"Milli" deyince herkesin aklına başka şeyler geliyor…
Pek çok parti isminin başına Milli kelimesini aldı ama "Milli" olamadı.
"Milli olmak" sadece bu ismi koyarak yola çıkan parti liderlerinin bir politikası oldu. Sonrasında Millîlik Milli takımla sınırlı kaldı.
Haydar Hoca'nın "Milli Ekonomi Modeli" ve "Milli Devlet" kavramlarını anlamamış olanlar, konuyu hemen bir başka tarafa çekmek, millîliği bir kafatasçı tutum olarak yorumlamak ve kendi politik duruşlarına karşı bir duruş olarak kabullendiler.

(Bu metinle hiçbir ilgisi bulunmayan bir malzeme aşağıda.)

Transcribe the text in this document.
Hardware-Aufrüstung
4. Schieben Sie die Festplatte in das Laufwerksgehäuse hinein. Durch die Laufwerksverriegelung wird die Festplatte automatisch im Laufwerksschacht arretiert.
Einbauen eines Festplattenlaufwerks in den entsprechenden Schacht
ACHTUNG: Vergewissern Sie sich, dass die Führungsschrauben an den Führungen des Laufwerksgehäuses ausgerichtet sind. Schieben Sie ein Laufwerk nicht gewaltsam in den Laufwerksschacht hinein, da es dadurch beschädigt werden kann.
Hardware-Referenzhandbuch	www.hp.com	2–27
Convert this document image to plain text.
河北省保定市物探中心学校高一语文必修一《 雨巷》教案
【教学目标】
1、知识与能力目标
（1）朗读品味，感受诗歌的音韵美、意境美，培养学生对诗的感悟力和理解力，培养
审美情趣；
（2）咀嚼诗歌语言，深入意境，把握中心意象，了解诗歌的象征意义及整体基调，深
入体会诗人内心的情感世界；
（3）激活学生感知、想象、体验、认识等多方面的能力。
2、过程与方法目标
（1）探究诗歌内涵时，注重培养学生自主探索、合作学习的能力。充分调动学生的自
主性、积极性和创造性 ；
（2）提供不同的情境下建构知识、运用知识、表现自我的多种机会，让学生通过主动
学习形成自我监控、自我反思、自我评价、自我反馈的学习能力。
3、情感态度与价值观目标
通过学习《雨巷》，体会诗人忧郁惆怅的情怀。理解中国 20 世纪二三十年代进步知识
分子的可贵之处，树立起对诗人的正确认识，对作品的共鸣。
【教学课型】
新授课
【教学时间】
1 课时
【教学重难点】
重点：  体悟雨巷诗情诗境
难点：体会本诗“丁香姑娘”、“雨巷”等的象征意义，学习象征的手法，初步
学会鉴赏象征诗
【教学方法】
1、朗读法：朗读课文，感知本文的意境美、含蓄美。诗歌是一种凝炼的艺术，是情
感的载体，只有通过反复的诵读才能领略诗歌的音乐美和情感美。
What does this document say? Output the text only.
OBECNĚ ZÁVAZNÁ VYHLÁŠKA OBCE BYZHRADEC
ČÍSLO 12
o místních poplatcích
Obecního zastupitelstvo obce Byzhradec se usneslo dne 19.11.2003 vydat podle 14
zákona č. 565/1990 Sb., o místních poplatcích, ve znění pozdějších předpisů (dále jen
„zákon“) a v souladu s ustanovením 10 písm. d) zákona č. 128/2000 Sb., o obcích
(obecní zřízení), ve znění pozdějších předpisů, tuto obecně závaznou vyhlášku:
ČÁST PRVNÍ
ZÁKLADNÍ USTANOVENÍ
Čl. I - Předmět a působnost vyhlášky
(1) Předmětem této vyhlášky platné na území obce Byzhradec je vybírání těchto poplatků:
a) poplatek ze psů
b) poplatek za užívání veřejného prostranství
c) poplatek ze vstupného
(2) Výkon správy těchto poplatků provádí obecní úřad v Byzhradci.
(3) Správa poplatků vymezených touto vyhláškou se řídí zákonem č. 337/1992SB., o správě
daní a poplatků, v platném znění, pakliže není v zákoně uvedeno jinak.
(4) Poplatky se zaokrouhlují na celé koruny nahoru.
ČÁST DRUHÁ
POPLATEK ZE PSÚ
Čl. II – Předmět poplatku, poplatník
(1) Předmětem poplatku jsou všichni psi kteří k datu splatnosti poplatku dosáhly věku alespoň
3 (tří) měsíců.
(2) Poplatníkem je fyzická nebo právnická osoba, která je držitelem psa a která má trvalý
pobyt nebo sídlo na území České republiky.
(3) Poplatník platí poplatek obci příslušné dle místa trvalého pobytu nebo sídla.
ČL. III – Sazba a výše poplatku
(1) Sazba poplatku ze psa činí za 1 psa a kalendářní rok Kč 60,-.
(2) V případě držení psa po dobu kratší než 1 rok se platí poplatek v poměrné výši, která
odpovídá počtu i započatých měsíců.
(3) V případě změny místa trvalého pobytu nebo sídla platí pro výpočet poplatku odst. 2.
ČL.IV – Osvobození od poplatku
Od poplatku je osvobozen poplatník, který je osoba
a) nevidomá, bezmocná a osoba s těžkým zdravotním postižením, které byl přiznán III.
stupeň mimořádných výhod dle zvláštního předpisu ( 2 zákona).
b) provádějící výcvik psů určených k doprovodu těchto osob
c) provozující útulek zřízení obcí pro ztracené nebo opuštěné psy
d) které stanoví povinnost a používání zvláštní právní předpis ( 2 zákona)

Oysa Türkiye her zaman milli bir duruşun peşinde oldu.
Geçmişe dönüp baktığımızda gerçekçi tek örneğini Türkiye Cumhuriyetinin kurucusu Gazi Mustafa Kemal Atatürk sergilemiştir. Onun tutumu asla çareyi veya çözümü yurt dışında aramak değil, Milletin kendi has kaynaklarından yararlanarak bulmak olmuştur.
***
Milli bir politika geliştirmeyi diğer milletlere karşı olmak, Turancılık ülküsünün bir parçası olarak görmek, dünya düzeni ile savaşmak olarak algılamak tamamen yanlıştır. Rahmetli Haydar hoca, bu konulardaki pek çok gerçeği bizden evvel görmüş; milli bir yapılanmayı çeşitli başlıklar altında toplayıp çevresine anlatmaya çalışmıştır.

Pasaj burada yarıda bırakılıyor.